Dr. Visalli has been involved with the program for more than 15 years in various roles, including as a faculty mentor, as a reviewer and, for the past four years, as one of four national co-chairs.
He will serve as program chair for the next three years, overseeing the application, review and selection processes.
Dr. Visalli joined the faculty at Mercer in May 2012. He earned his B.S. in microbiology from Indiana University-Bloomington, Ph.D. in medical microbiology and immunology from the University of Wisconsin-Madison, and completed postdoctoral training at the Pennsylvania State University School of Medicine.
The Visalli laboratory uses Varicella-zoster virus as a model organism to understand the mechanism of viral genome (DNA) processing and packaging (i.e. encapsidation). He is interested in the function of proteins that form the encapsidation machinery (i.e. the terminase and portal proteins), portal structure and the identification of antivirals that inhibit DNA encapsidation.
He was the lead scientist involved in the identification of novel encapsidation inhibitors, and through studies with the VZV encapsidation and portal proteins, he seeks to define the mechanism of action of these inhibitors. Studies on novel antiviral compounds that specifically inhibit the encapsidation process may lead to new therapeutic strategies to treat herpesvirus infections.
Dr. Visalli is dedicated to productive student research opportunities and hands-on mentoring. The majority of peer-reviewed publications, poster presentations and oral presentations from his laboratory include one or more student researchers. His projects are designed for undergraduate, master’s level and first-year medical students.
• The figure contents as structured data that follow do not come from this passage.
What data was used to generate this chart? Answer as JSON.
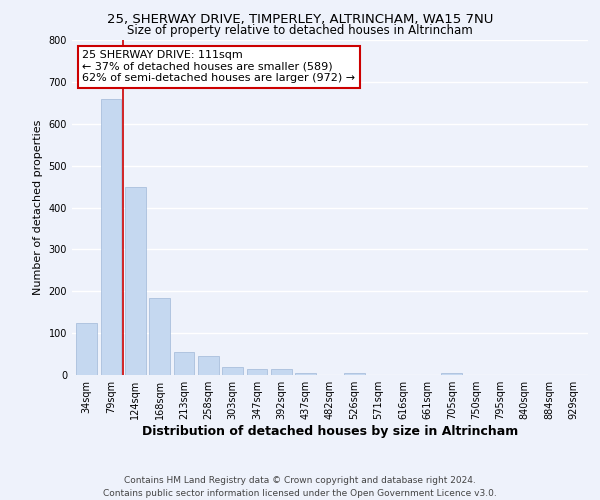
{
  "title1": "25, SHERWAY DRIVE, TIMPERLEY, ALTRINCHAM, WA15 7NU",
  "title2": "Size of property relative to detached houses in Altrincham",
  "xlabel": "Distribution of detached houses by size in Altrincham",
  "ylabel": "Number of detached properties",
  "categories": [
    "34sqm",
    "79sqm",
    "124sqm",
    "168sqm",
    "213sqm",
    "258sqm",
    "303sqm",
    "347sqm",
    "392sqm",
    "437sqm",
    "482sqm",
    "526sqm",
    "571sqm",
    "616sqm",
    "661sqm",
    "705sqm",
    "750sqm",
    "795sqm",
    "840sqm",
    "884sqm",
    "929sqm"
  ],
  "values": [
    125,
    660,
    450,
    185,
    55,
    45,
    20,
    15,
    15,
    5,
    0,
    5,
    0,
    0,
    0,
    5,
    0,
    0,
    0,
    0,
    0
  ],
  "bar_color": "#c5d8f0",
  "bar_edge_color": "#a0b8d8",
  "vline_x_idx": 1.5,
  "vline_color": "#cc0000",
  "annotation_text": "25 SHERWAY DRIVE: 111sqm\n← 37% of detached houses are smaller (589)\n62% of semi-detached houses are larger (972) →",
  "annotation_box_color": "#ffffff",
  "annotation_box_edge": "#cc0000",
  "ylim": [
    0,
    800
  ],
  "yticks": [
    0,
    100,
    200,
    300,
    400,
    500,
    600,
    700,
    800
  ],
  "footer1": "Contains HM Land Registry data © Crown copyright and database right 2024.",
  "footer2": "Contains public sector information licensed under the Open Government Licence v3.0.",
  "bg_color": "#eef2fb",
  "plot_bg_color": "#eef2fb",
  "grid_color": "#ffffff",
  "title1_fontsize": 9.5,
  "title2_fontsize": 8.5,
  "xlabel_fontsize": 9,
  "ylabel_fontsize": 8,
  "tick_fontsize": 7,
  "annotation_fontsize": 8,
  "footer_fontsize": 6.5
}
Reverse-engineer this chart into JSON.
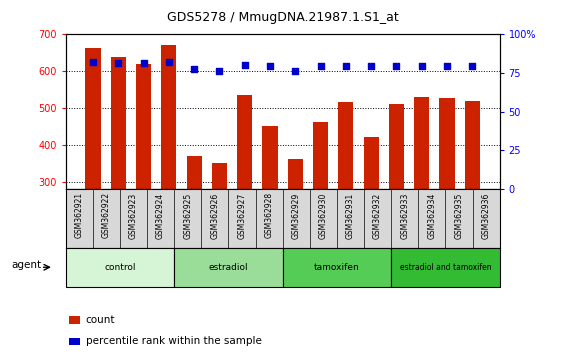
{
  "title": "GDS5278 / MmugDNA.21987.1.S1_at",
  "samples": [
    "GSM362921",
    "GSM362922",
    "GSM362923",
    "GSM362924",
    "GSM362925",
    "GSM362926",
    "GSM362927",
    "GSM362928",
    "GSM362929",
    "GSM362930",
    "GSM362931",
    "GSM362932",
    "GSM362933",
    "GSM362934",
    "GSM362935",
    "GSM362936"
  ],
  "counts": [
    660,
    638,
    618,
    668,
    370,
    352,
    535,
    452,
    363,
    462,
    516,
    422,
    510,
    528,
    527,
    518
  ],
  "percentiles": [
    82,
    81,
    81,
    82,
    77,
    76,
    80,
    79,
    76,
    79,
    79,
    79,
    79,
    79,
    79,
    79
  ],
  "groups": [
    {
      "label": "control",
      "start": 0,
      "end": 4,
      "color": "#d6f5d6"
    },
    {
      "label": "estradiol",
      "start": 4,
      "end": 8,
      "color": "#99dd99"
    },
    {
      "label": "tamoxifen",
      "start": 8,
      "end": 12,
      "color": "#55cc55"
    },
    {
      "label": "estradiol and tamoxifen",
      "start": 12,
      "end": 16,
      "color": "#33bb33"
    }
  ],
  "ylim_left": [
    280,
    700
  ],
  "ylim_right": [
    0,
    100
  ],
  "yticks_left": [
    300,
    400,
    500,
    600,
    700
  ],
  "yticks_right": [
    0,
    25,
    50,
    75,
    100
  ],
  "bar_color": "#cc2200",
  "dot_color": "#0000cc",
  "background_color": "#ffffff",
  "grid_color": "#000000",
  "label_count": "count",
  "label_percentile": "percentile rank within the sample",
  "agent_label": "agent",
  "plot_bg": "#ffffff",
  "xtick_bg": "#d8d8d8"
}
ASM is the largest single life science society in the world, composed of more than 39,000 scientists and health professionals. ASM promotes and advances the microbial sciences through conferences, publications, certifications and educational opportunities, and enhances laboratory capacity around the globe through training and resources. It provides a network for scientists in academia, industry and clinical settings. Additionally, it promotes a deeper understanding of the microbial sciences to diverse audiences. For more information, visit www.asm.org.
About Mercer University School of Medicine (Macon, Savannah and Columbus)
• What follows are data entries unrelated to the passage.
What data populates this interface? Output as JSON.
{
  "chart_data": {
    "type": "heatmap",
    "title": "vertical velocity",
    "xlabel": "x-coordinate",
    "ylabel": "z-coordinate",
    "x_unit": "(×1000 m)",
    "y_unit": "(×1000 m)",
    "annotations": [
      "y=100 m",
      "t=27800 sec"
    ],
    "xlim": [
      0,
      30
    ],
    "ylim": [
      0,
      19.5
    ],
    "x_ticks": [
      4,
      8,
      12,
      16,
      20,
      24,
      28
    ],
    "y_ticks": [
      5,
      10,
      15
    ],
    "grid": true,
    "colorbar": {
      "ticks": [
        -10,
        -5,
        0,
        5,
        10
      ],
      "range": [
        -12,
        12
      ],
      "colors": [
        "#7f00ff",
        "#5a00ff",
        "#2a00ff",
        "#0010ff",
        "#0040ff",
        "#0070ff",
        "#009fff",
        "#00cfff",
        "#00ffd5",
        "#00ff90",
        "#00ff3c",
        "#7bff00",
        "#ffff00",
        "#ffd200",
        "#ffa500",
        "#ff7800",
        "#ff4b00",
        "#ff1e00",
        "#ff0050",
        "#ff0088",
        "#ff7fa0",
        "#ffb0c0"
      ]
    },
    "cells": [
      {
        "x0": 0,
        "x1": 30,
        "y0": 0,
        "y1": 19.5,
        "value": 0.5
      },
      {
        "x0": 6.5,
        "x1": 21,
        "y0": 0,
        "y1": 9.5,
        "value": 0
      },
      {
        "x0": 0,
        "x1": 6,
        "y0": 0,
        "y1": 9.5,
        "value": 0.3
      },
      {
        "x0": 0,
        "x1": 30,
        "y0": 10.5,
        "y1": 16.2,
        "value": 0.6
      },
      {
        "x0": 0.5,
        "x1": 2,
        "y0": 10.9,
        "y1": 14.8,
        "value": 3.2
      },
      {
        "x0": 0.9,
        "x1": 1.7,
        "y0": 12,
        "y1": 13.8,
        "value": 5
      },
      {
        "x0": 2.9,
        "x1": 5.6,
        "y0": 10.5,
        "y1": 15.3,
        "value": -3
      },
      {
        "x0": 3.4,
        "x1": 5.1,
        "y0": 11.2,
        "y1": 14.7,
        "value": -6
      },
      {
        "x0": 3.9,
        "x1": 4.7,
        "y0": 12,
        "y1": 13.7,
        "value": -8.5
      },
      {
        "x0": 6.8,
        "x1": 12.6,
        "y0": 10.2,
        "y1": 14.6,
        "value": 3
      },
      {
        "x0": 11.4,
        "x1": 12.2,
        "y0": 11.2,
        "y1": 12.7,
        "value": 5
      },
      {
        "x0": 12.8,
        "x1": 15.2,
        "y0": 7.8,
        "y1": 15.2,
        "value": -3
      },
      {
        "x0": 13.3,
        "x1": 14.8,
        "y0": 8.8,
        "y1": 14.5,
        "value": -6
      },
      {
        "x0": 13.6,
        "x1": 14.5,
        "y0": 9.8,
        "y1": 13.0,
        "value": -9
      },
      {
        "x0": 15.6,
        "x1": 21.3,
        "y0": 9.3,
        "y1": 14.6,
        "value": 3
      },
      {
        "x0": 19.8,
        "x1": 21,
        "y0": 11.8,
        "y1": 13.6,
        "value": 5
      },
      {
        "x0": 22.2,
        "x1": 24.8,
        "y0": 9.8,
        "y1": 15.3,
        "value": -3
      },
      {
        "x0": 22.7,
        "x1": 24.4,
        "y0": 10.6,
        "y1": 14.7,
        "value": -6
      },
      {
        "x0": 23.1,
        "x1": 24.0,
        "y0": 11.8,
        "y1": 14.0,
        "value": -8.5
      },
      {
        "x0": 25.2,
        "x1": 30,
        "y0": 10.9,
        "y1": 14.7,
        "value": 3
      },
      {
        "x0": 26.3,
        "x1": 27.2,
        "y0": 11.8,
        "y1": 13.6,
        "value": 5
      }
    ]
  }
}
Mercer University’s School of Medicine was established in 1982 to educate physicians and health professionals to meet the primary care and health care needs of rural and medically underserved areas of Georgia. Today, more than 60 percent of graduates currently practice in the state of Georgia, and of those, more than 80 percent are practicing in rural or medically underserved areas of Georgia. Mercer medical students benefit from a problem-based medical education program that provides early patient care experiences. Such an academic environment fosters the early development of clinical problem-solving and instills in each student an awareness of the place of the basic medical sciences in medical practice. The School opened a full four-year campus in Savannah in 2008 at Memorial University Medical Center. In 2012, the School began offering clinical education for third- and fourth-year medical students in Columbus. Following their second year, students participate in core clinical clerkships at the School’s primary teaching hospitals: Medical Center, Navicent Health in Macon; Memorial University Medical Center in Savannah; and The Medical Center and St. Francis Hospital in Columbus. The School also offers master’s degrees in family therapy, preclinical sciences and biomedical sciences.